In Britain and worldwide people have been watching with horror as the Windrush scandal impacted on an ever growing number of people. A relentless stream of stories have emerged of people, mainly elderly Caribbean-born, who have been detained, threatened with deportation, refused healthcare, bank accounts, been made homeless and denied the right to work.
Sound familiar? The scandal has provided a window into the murky depths of British immigration policy and, in particular, a set of policy decisions made in 2012 by the then Home Secretary Theresa May to ensure a 'Hostile Environment' aimed at supporting a drive to reduce net migration figures.
Everyday life would be made as difficult, costly and challenging as possible for incomers to Britain in order to discourage people from making the journey, to settle or to encourage them to leave.
Responsibility for assessing entitlement to basic necessities such as housing, bank accounts, healthcare, and education has been passed to ordinary citizens: landlords, bank clerks, teachers, healthcare workers are all now seen by the government as outposts of immigration control, required to assess immigration status and to provide or refuse services based on these assessments or pass the information on to government agencies.
Ostensibly, the target for this policy is those individuals who have no right to be in the UK. The reality, as Windrush has shown, is that this policy is such a blunt instrument that almost anyone whose status is not easily demonstrable to be watertight can fall foul of the Hostile Environment with potentially catastrophic consequences.

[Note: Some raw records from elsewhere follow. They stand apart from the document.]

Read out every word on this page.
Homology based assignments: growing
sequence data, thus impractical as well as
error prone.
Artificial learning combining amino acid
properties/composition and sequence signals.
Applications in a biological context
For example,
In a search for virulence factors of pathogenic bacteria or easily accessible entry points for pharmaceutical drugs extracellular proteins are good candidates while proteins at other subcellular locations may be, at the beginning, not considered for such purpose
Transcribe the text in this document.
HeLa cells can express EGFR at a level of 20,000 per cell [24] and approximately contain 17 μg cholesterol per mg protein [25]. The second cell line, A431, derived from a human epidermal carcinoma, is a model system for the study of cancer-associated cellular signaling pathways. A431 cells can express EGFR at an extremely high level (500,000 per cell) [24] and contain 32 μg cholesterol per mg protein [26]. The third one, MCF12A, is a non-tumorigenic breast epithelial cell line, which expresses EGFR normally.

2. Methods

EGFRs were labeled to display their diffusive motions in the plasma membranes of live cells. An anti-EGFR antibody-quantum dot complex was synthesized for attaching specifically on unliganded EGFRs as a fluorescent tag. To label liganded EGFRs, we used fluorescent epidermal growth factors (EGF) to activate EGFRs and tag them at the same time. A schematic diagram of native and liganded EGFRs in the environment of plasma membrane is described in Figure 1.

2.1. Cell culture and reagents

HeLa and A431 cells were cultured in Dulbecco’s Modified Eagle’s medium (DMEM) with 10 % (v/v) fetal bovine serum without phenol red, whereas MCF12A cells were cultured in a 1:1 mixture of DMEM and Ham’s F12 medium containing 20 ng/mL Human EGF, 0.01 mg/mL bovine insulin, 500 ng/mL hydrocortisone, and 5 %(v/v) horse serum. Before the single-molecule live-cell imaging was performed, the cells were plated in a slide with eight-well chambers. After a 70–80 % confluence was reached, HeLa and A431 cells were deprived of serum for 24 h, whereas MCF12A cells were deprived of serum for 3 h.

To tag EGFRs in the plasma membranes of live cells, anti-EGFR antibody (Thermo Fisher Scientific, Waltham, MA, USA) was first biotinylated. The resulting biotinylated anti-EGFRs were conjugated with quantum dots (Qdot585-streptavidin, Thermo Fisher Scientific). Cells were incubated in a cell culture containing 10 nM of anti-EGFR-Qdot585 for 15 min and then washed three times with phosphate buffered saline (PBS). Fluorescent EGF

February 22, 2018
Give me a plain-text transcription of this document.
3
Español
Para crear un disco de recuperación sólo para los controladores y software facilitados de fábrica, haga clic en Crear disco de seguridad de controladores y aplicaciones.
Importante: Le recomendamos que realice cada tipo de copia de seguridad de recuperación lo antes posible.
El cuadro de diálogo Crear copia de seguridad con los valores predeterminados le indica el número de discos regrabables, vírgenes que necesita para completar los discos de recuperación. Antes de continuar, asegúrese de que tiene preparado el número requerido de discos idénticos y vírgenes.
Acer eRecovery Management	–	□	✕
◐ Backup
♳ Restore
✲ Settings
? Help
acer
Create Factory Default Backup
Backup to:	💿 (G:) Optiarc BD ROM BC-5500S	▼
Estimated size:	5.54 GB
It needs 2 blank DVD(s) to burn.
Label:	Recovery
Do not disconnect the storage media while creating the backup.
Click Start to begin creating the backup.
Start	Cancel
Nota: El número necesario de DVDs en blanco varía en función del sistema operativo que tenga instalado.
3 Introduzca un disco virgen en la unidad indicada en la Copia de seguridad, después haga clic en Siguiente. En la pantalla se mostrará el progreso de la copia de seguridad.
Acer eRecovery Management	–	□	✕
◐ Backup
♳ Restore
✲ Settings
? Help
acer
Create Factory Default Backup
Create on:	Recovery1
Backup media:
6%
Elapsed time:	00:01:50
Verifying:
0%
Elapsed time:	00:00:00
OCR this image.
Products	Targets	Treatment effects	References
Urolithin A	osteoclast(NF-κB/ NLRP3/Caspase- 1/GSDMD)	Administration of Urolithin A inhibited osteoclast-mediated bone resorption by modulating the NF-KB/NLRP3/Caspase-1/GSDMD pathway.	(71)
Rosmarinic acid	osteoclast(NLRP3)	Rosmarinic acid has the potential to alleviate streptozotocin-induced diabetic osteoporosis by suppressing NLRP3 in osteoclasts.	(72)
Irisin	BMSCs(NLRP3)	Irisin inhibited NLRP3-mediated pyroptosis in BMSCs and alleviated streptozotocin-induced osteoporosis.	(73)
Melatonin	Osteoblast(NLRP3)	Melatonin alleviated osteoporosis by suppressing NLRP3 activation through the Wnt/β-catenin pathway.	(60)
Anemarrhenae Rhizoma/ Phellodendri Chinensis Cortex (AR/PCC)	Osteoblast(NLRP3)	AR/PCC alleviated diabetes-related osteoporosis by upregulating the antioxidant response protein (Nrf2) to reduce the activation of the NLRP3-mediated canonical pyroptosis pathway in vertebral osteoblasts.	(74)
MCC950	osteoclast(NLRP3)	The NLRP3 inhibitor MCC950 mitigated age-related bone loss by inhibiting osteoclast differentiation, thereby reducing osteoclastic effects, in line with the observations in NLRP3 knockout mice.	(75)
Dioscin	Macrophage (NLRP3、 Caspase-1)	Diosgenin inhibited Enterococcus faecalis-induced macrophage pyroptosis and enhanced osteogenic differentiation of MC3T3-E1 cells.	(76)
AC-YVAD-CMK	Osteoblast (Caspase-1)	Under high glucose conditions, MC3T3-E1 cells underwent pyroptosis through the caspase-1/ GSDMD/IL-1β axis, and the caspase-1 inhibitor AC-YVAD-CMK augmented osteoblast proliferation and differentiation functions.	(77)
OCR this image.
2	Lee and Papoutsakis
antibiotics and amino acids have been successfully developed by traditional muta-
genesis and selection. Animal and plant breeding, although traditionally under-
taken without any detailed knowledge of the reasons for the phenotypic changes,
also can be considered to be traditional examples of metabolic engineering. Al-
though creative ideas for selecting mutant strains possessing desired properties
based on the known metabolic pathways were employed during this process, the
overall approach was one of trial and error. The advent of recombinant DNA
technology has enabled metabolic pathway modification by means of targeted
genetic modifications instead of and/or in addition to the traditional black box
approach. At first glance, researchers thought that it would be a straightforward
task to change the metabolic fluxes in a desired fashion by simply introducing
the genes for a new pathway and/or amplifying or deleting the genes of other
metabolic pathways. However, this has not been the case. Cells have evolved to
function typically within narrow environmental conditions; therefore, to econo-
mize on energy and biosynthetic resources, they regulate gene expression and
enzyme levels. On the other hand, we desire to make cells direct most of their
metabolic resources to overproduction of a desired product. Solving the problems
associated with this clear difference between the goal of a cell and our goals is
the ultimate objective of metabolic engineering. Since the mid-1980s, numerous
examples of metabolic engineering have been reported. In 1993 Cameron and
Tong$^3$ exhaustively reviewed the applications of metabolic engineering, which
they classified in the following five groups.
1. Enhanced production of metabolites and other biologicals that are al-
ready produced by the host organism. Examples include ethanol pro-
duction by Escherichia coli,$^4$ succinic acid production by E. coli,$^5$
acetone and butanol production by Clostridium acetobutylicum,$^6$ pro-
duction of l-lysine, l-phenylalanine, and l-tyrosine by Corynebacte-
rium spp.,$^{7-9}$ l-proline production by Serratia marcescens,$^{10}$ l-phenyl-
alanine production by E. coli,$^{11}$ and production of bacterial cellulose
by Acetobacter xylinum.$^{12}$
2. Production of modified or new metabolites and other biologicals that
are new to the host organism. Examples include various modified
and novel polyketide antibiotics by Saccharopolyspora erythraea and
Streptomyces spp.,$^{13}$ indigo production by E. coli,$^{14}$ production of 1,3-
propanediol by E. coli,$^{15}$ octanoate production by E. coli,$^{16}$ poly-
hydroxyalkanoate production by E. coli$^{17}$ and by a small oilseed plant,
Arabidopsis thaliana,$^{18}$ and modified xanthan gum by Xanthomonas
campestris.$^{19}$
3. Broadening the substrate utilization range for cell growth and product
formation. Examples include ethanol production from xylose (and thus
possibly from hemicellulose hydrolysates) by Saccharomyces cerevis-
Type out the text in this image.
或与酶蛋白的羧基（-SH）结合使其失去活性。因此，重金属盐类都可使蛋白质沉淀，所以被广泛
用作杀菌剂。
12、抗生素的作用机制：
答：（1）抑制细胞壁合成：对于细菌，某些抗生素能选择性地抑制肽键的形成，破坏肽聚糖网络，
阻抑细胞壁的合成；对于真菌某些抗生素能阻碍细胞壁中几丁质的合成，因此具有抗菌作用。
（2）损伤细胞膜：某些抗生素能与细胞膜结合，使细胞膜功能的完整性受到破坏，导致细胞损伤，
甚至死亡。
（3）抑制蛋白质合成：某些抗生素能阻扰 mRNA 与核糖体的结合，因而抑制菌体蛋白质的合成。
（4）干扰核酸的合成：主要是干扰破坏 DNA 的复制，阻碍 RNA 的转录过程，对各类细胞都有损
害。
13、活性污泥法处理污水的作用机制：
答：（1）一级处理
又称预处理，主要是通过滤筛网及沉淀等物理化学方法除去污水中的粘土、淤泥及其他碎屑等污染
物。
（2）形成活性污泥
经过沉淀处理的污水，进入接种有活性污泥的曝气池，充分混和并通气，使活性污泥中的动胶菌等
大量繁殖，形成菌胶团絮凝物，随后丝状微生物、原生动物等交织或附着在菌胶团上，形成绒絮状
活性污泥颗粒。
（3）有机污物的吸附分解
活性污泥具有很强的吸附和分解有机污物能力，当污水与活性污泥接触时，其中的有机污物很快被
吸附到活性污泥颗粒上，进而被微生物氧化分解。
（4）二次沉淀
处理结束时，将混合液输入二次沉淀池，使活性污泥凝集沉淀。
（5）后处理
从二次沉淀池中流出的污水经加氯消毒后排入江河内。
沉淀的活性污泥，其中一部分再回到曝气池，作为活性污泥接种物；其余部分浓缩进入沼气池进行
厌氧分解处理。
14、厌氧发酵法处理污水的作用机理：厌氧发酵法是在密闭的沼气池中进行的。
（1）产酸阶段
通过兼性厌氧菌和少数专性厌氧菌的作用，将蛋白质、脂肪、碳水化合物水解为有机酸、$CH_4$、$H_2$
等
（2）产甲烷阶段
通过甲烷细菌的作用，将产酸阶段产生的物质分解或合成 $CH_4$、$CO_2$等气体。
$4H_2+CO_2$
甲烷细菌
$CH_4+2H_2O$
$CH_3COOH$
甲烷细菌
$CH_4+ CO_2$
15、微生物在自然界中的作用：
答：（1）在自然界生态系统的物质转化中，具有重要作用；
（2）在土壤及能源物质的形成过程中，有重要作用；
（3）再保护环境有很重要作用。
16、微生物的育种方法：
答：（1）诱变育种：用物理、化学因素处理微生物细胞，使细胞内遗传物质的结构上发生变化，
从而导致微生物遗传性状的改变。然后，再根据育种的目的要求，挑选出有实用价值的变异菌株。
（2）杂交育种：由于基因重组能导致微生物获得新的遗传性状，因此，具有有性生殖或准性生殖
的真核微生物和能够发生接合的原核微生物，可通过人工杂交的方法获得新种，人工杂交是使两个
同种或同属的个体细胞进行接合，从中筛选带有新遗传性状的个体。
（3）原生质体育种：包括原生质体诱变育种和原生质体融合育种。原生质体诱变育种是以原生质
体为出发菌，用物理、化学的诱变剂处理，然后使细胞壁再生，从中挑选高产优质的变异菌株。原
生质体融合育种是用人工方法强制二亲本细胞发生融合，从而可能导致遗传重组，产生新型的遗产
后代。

Here at Freedom from Torture, we see the consequences of Hostile Environment policies daily. Torture survivors already struggling with the aftermath of their appalling experiences report being detained, denied access to healthcare, being threatened with deportation, problems accessing housing and opening bank accounts and general confusion as to what rights they have.
Legally, those still awaiting a decision on their asylum claim and those who have received a positive decision and have been given permission to stay, should not be targeted by any kind of government policy designed to boost removals.
In practice, it is impossible to expect hospital workers, landlords, teachers and so on to understand the complex web of entitlements of all the different types of immigration status, not to mention the individuals themselves swept up a complex and unfamiliar system. Torture survivors end up among those caught up in a policy rooted in and driven by, as per its name, hostility.
The result has meant torture survivors being wrongly detained, wrongly charged for healthcare or refused services, struggling to access education or get a job once they have been given the right to stay.
And it has other effects too: our Proving Torture work has shown that an explicit policy that views all incomers to the UK with suspicion impacts on the way asylum applications are dealt with, as torture survivors are not believed and forced to provide ever-increasing documentation to prove they need safety here.
Recently we learned that the Home Office now includes information on ways of returning to their country in the confirmation letter they send to new asylum applicants as they start their process of claiming asylum. This creates and underlines the assumption that people should not be here unless and until they are able to absolutely prove they are entitled to be.
Confidence in the asylum and immigration system among the public is low. Far from reassuring people, Hostile Environment policies only serve to further embed mistrust both in newcomers to this country and the system itself.
With Amber Rudd's departure as Home Secretary, it is time to rethink the way we approach and manage migration, including asylum, to restore confidence and humanity in the system in all corners of our diverse society.